While artificial intelligence found its way into Whittaker’s event because it’s the only thing people seem to be talking about these days, his bar talks usually focus on how to tell a story. The aim is to help people in tech and elsewhere get ahead in their careers by learning how to tell the right story at the right time to spark a deeper connection.

“I’m not doing that tonight,” he said Tuesday. “I’m just going to tell stories that worked for me in my career and encourage you to find similar stories that you can tell to help you succeed.”

Over the next two hours he told at least five tales from his tech career, sprinkling them all with a healthy dose of self-confidence and profanity wrapped in a Kentucky drawl. His stories were about what he said, through chance encounters or pre-arranged meetings, to prominent tech leaders.

They included a 1997 meeting with Bill Gates in which Whittaker said he shook the Microsoft co-founder’s hand and played off the company’s famous tagline by saying, “I test software Mr. Gates, because a broken computer on every desk and in every home is no contribution to humanity.”

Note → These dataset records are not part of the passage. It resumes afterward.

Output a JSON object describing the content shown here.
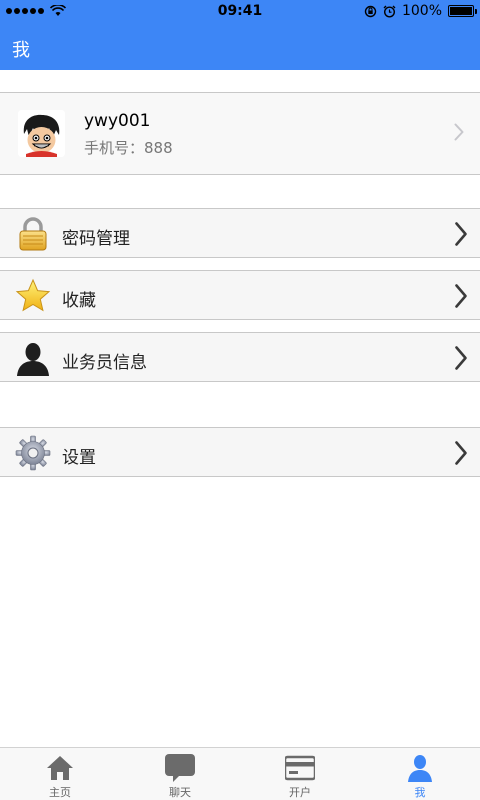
{
  "status_bar": {
    "time": "09:41",
    "battery": "100%"
  },
  "header": {
    "title": "我"
  },
  "profile": {
    "username": "ywy001",
    "phone": "手机号：888"
  },
  "menu": [
    {
      "label": "密码管理",
      "icon": "lock-icon"
    },
    {
      "label": "收藏",
      "icon": "star-icon"
    },
    {
      "label": "业务员信息",
      "icon": "person-icon"
    },
    {
      "label": "设置",
      "icon": "gear-icon"
    }
  ],
  "tabs": [
    {
      "label": "主页",
      "icon": "home-icon",
      "active": false
    },
    {
      "label": "聊天",
      "icon": "chat-icon",
      "active": false
    },
    {
      "label": "开户",
      "icon": "card-icon",
      "active": false
    },
    {
      "label": "我",
      "icon": "user-icon",
      "active": true
    }
  ],
  "colors": {
    "accent": "#3d86f6",
    "tab_inactive": "#666666"
  }
}
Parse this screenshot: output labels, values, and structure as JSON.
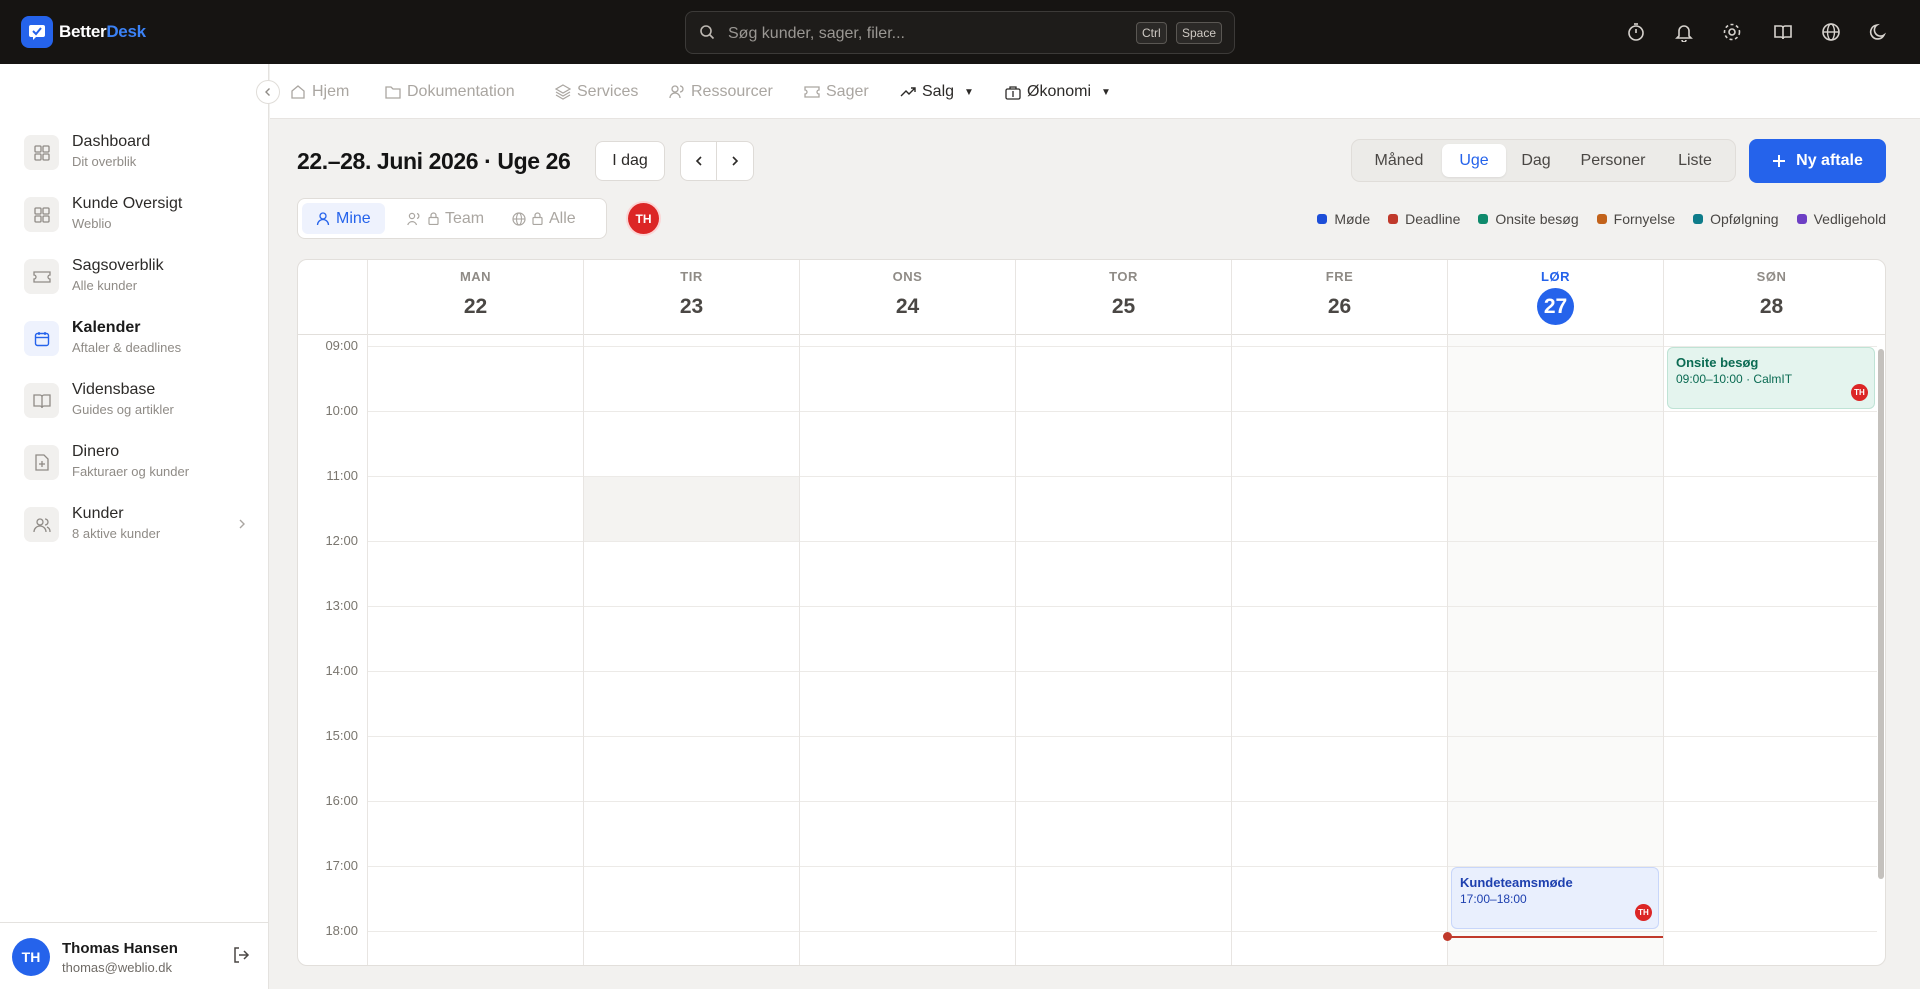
{
  "app": {
    "logo_part1": "Better",
    "logo_part2": "Desk"
  },
  "search": {
    "placeholder": "Søg kunder, sager, filer...",
    "kbd1": "Ctrl",
    "kbd2": "Space"
  },
  "top_icons": [
    "timer-icon",
    "bell-icon",
    "gear-icon",
    "book-icon",
    "globe-icon",
    "moon-icon"
  ],
  "sidebar": {
    "items": [
      {
        "title": "Dashboard",
        "sub": "Dit overblik",
        "icon": "grid-icon"
      },
      {
        "title": "Kunde Oversigt",
        "sub": "Weblio",
        "icon": "grid-icon"
      },
      {
        "title": "Sagsoverblik",
        "sub": "Alle kunder",
        "icon": "ticket-icon"
      },
      {
        "title": "Kalender",
        "sub": "Aftaler & deadlines",
        "icon": "calendar-icon",
        "active": true
      },
      {
        "title": "Vidensbase",
        "sub": "Guides og artikler",
        "icon": "book-icon"
      },
      {
        "title": "Dinero",
        "sub": "Fakturaer og kunder",
        "icon": "invoice-icon"
      },
      {
        "title": "Kunder",
        "sub": "8 aktive kunder",
        "icon": "users-icon"
      }
    ],
    "user": {
      "initials": "TH",
      "name": "Thomas Hansen",
      "email": "thomas@weblio.dk"
    }
  },
  "subnav": {
    "items": [
      {
        "label": "Hjem"
      },
      {
        "label": "Dokumentation"
      },
      {
        "label": "Services"
      },
      {
        "label": "Ressourcer"
      },
      {
        "label": "Sager"
      },
      {
        "label": "Salg"
      },
      {
        "label": "Økonomi"
      }
    ]
  },
  "calendar": {
    "range_title": "22.–28. Juni 2026 · Uge 26",
    "today_button": "I dag",
    "views": [
      "Måned",
      "Uge",
      "Dag",
      "Personer",
      "Liste"
    ],
    "active_view": "Uge",
    "new_button": "Ny aftale",
    "scope": [
      "Mine",
      "Team",
      "Alle"
    ],
    "active_scope": "Mine",
    "user_badge": "TH",
    "legend": [
      {
        "label": "Møde",
        "color": "#1d4ed8"
      },
      {
        "label": "Deadline",
        "color": "#c0392b"
      },
      {
        "label": "Onsite besøg",
        "color": "#0f8a6c"
      },
      {
        "label": "Fornyelse",
        "color": "#c2621a"
      },
      {
        "label": "Opfølgning",
        "color": "#0e7c8a"
      },
      {
        "label": "Vedligehold",
        "color": "#6d3fc4"
      }
    ],
    "days": [
      {
        "dow": "MAN",
        "num": "22"
      },
      {
        "dow": "TIR",
        "num": "23"
      },
      {
        "dow": "ONS",
        "num": "24"
      },
      {
        "dow": "TOR",
        "num": "25"
      },
      {
        "dow": "FRE",
        "num": "26"
      },
      {
        "dow": "LØR",
        "num": "27",
        "today": true
      },
      {
        "dow": "SØN",
        "num": "28"
      }
    ],
    "hours": [
      "09:00",
      "10:00",
      "11:00",
      "12:00",
      "13:00",
      "14:00",
      "15:00",
      "16:00",
      "17:00",
      "18:00"
    ],
    "events": [
      {
        "title": "Onsite besøg",
        "time": "09:00–10:00 · CalmIT",
        "badge": "TH",
        "type": "Onsite besøg",
        "day": "SØN"
      },
      {
        "title": "Kundeteamsmøde",
        "time": "17:00–18:00",
        "badge": "TH",
        "type": "Møde",
        "day": "LØR"
      }
    ]
  }
}
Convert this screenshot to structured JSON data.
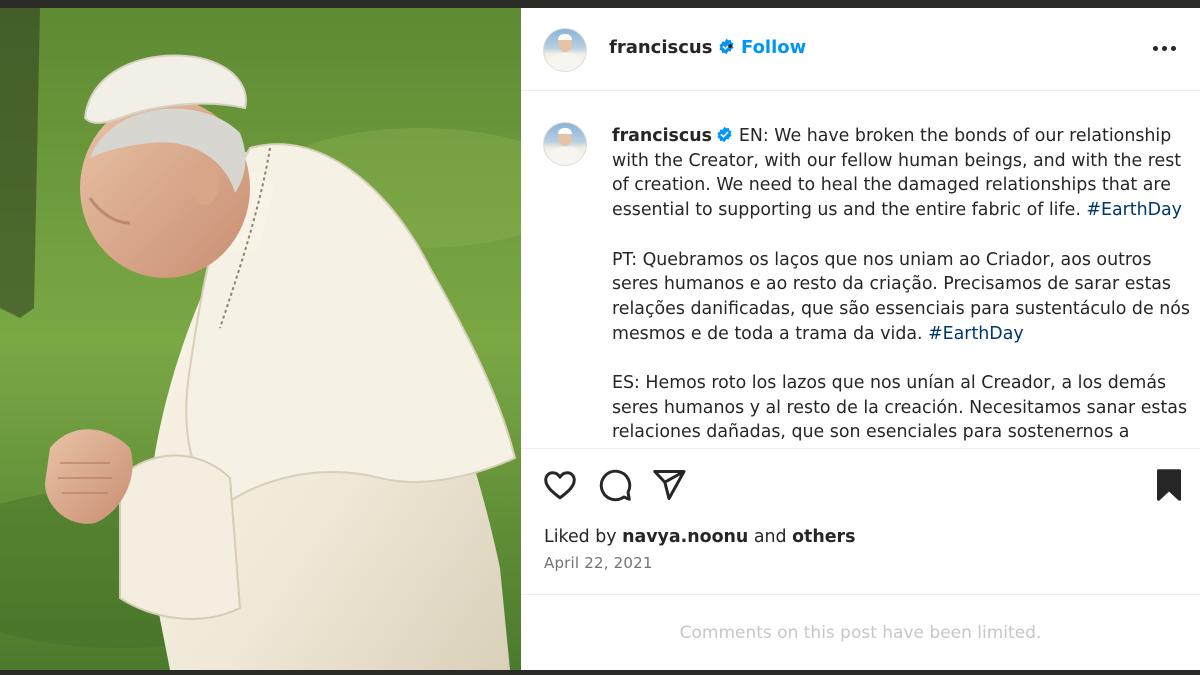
{
  "header": {
    "username": "franciscus",
    "separator": "•",
    "follow_label": "Follow",
    "more_icon": "more-horizontal-icon"
  },
  "caption": {
    "username": "franciscus",
    "paragraphs": [
      {
        "text": "EN: We have broken the bonds of our relationship with the Creator, with our fellow human beings, and with the rest of creation. We need to heal the damaged relationships that are essential to supporting us and the entire fabric of life.",
        "hashtag": "#EarthDay"
      },
      {
        "text": "PT: Quebramos os laços que nos uniam ao Criador, aos outros seres humanos e ao resto da criação. Precisamos de sarar estas relações danificadas, que são essenciais para sustentáculo de nós mesmos e de toda a trama da vida.",
        "hashtag": "#EarthDay"
      },
      {
        "text": "ES: Hemos roto los lazos que nos unían al Creador, a los demás seres humanos y al resto de la creación. Necesitamos sanar estas relaciones dañadas, que son esenciales para sostenernos a nosotros",
        "hashtag": ""
      }
    ]
  },
  "actions": {
    "icons": [
      "heart-icon",
      "comment-icon",
      "share-icon",
      "bookmark-icon"
    ],
    "liked_by_prefix": "Liked by",
    "liked_by_user": "navya.noonu",
    "liked_by_and": "and",
    "liked_by_others": "others",
    "date": "April 22, 2021"
  },
  "comments_notice": "Comments on this post have been limited.",
  "colors": {
    "link_blue": "#0095f6",
    "hashtag": "#00376b",
    "verified": "#0095f6",
    "text": "#262626",
    "muted": "#737373"
  }
}
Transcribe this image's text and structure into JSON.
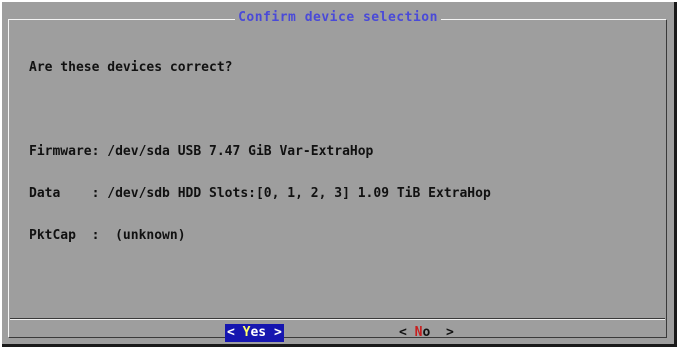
{
  "dialog": {
    "title": "Confirm device selection",
    "prompt": "Are these devices correct?",
    "lines": [
      "",
      "Firmware: /dev/sda USB 7.47 GiB Var-ExtraHop",
      "Data    : /dev/sdb HDD Slots:[0, 1, 2, 3] 1.09 TiB ExtraHop",
      "PktCap  :  (unknown)"
    ]
  },
  "buttons": {
    "yes": {
      "open": "< ",
      "hot": "Y",
      "rest": "es",
      "close": " >"
    },
    "no": {
      "open": "< ",
      "hot": "N",
      "rest": "o",
      "close": "  >"
    }
  },
  "colors": {
    "dialog_bg": "#9e9e9e",
    "title": "#4a4ad8",
    "selected_button_bg": "#1616b0",
    "selected_hotkey": "#ffff66",
    "hotkey": "#c81e1e"
  }
}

In other tales, Whittaker described how he managed to spark meaningful reactions — from his PhD professor as an unknown computer science student; from Netflix co-founder Reed Hastings in first class on a flight; from Google co-founder Larry Page at an office men’s room urinal; and from former Microsoft CEO Steve Ballmer during a job interview in which Whittaker spelled out how Bing could compete with Google on search.

All of the interactions were keen examples of human connection, which served as a fitting juxtaposition against the AI themes Whittaker touched on earlier and in his LinkedIn post.

And, at one point in his bar, with a beer in his hand, it was all worthy of a toast.

“We’re all here together as humans. We’re not AI,” Whittaker said. “And I think maybe bars are the last bastion of humanity where we can sit together and look each other in the eye, and we can flirt and we can talk and we can cry and we can commiserate.